For durability, DocumentDB uses multiple replicas of data across multiple availability zones. When transaction commits, it writes to primary replica which then replicates to secondary replicas. If primary fails, one of secondary promoted.

Qorum based replication model ensures changes to documents are replicated to multiple nodes in cluster before transactions commited. It provides high availability and durability as even if one node fails, other can take over to make it consistent.

Additionally, DocumentDB provides strong consistency guarantees for operations that involve multiple documents or indexes through the use of distributed transactions. This allows complex transactions involving multiple documents or indexes to be treated as a single atomic operation with ACID guarantees.

Locking

Locking is a mechnaism to ensure data consistency and prevent conflicts between concurrent transactions accessing the same data. Locking is necessary because multiple transactions can access the same data simultaneously, and if one transaction changes the data while another transaction is reading or writing it, the result can be inconsistent or incorrect.

Locking can occur at different levels -

  • database level
  • table level
  • row level
  • page level

Locking Problems

  • May not free from recoverability.
  • Not free from deadlock.
  • Not free from starvation.
  • Not free from cascading rollback.

Pages in Database

Database pages are the internal basic structure to organize the data in the database files Their size are in power 2^i where i is any whole number.

A page is a fixed-size block of contiguous data that is used as the unit of data storage and retrieval. Pages are typically organized in a hierarchical structure, with higher-level structures such as tables, indexes, and partitions consisting of multiple pages. Document is same as a page in MongoDB and max size can be 16mb. We design to data model and document structure in a way that minimizes the size of individual documents and optimizes them for efficient querying and indexing.

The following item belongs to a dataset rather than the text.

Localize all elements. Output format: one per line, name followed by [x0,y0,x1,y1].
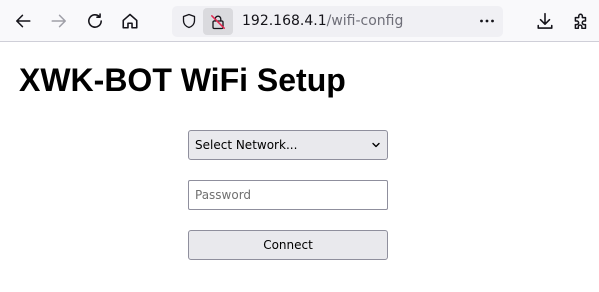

In addition to document size, MongoDB also has a concept of “chunks,” which are units of data used for sharding and distribution of data across multiple nodes in a MongoDB cluster. The size of a chunk is configurable and depends on the storage engine and other factors, but typically ranges from 64 MB to 1 GB. Chunks are continuous range of data that is distributed across multiple nodes in a sharded cluster.

Chunks in MongoDB are determined by the shard key, which is a unique identifier that is used to partition data into logical ranges.

When a new piece of data is added to a sharded collection, MongoDB determines which chunk the data belongs to based on the shard key value. If the data falls outside the range of existing chunks, MongoDB automatically splits the affected chunk into two or more smaller chunks, each containing a subset of the data. By default, MongoDB uses a chunk size of 64 megabytes (MB), but this can be customized based on the specific requirements of the application and the hardware configuration of the cluster. The number of chunks in a sharded collection can grow or shrink dynamically over time as data is added, modified, or deleted.

Chunks in MongoDB are contiguous ranges of data that are distributed across multiple nodes in a sharded cluster. They are determined by the shard key, and their size is controlled by the balancer process.

Collections

A Collection is a group of Documents. A collection is similar to table in relational DB but far more flexible. Collections do not enforce a schema, and documents in the same collection can have different fields..

Each collection is associated with one MongoDB database. To show which collections are in a particular database, use the command listCollections.

SCRAM

Salted Challenge Response Authentication Mechanism is a password-based mutual authentication protocol designed to make an eavesdropping attack (i.e. man-in-the-middle) more difficult. Using cryptographic hashing techniques, a client can prove to a server that the user knows a secret derived from the user’s password without sending the password itself.

In MongoDB we use OpenSSL to generate 741 bit hash with using base64 encoding. This keyfile must be in all nodes to communicate with authentication enabled.